La segunda quincena de mayo y la primera de junio es la preferida para los buitres. Aprovechando que las competiciones de fútbol base han acabado, acechan, se saltan todas las leyes no escritas y contactan con los pequeños futbolistas para prometerle el oro y el moro en un proyecto que parece más de fútbol profesional que de chavales de siete, diez o catorce años. Algunos de ellos incluso tienen personajes que dicen ser representantes, vídeos incluidos de los pequeños con algunas jugadas de los mismos, para venderlos al mejor postor. El representado, que quizás destaca por haber pegado el estirón antes que su compañero, acaba pegándosela porque llegan uno entre un millón y, sobre todo, por haber tenido un ambiente tóxico nada recomendable.

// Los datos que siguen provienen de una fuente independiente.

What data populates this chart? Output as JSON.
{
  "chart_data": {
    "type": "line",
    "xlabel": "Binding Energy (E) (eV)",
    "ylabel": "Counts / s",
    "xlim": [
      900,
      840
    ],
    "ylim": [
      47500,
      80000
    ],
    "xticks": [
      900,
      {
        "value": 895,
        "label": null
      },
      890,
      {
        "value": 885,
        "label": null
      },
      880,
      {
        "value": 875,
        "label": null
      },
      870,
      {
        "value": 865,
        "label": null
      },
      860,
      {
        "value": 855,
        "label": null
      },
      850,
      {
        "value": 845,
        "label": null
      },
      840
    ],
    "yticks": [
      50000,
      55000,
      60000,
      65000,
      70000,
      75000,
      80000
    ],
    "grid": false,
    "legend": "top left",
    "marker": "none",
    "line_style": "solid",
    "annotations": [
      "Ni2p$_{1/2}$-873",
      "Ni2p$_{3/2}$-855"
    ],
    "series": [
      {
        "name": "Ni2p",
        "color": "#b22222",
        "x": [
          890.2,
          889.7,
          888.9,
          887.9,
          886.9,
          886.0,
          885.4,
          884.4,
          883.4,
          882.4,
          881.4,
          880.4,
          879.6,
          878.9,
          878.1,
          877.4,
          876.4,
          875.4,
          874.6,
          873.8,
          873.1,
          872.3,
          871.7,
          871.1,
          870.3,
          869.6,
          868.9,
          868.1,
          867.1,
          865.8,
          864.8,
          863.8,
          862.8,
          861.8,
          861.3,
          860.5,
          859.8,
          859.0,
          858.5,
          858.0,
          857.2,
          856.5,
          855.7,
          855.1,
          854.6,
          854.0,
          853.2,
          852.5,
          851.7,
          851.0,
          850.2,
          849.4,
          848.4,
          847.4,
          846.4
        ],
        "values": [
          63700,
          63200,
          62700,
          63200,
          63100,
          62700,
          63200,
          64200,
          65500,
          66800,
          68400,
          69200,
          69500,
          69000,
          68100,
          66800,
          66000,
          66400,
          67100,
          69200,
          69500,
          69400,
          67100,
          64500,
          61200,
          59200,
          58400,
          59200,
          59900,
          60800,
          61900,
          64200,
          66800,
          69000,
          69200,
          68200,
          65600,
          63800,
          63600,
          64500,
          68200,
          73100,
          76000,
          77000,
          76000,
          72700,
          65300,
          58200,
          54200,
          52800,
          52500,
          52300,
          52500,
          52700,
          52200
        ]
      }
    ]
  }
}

Los tiempos han cambiado y donde antes había un club con uno o dos equipos a lo sumo por categoría —que no división—, ahora hay dos o tres, con cuatro y cinco; donde antes había un equipo federado en el que jugaban los mejores, ahora el recién llegado quiere competir federado a pesar de no haber adquirido aún los conocimientos suficientes para ellos. Pero toca adaptarse a ello y solventar problemas como la posibilidad de entrenar en una esquina de campo por el elevado número de jugadores que hay en la misma franja horaria. Lo que es inadmisible es realizar promesas que después no se cumplen, convirtiéndose en numerosas ocasiones ese hipotético sueño en una pesadilla al verse sin jugar ese niño que tenía muy buena pinta al meterlo en un entorno bien diferente al que estaba acostumbrada. Posiblemente una de las causas de este problema sea que tanto el entrenador como el padre de turno miran más por sus intereses que por la felicidad del joven jugador por muy duro que suene.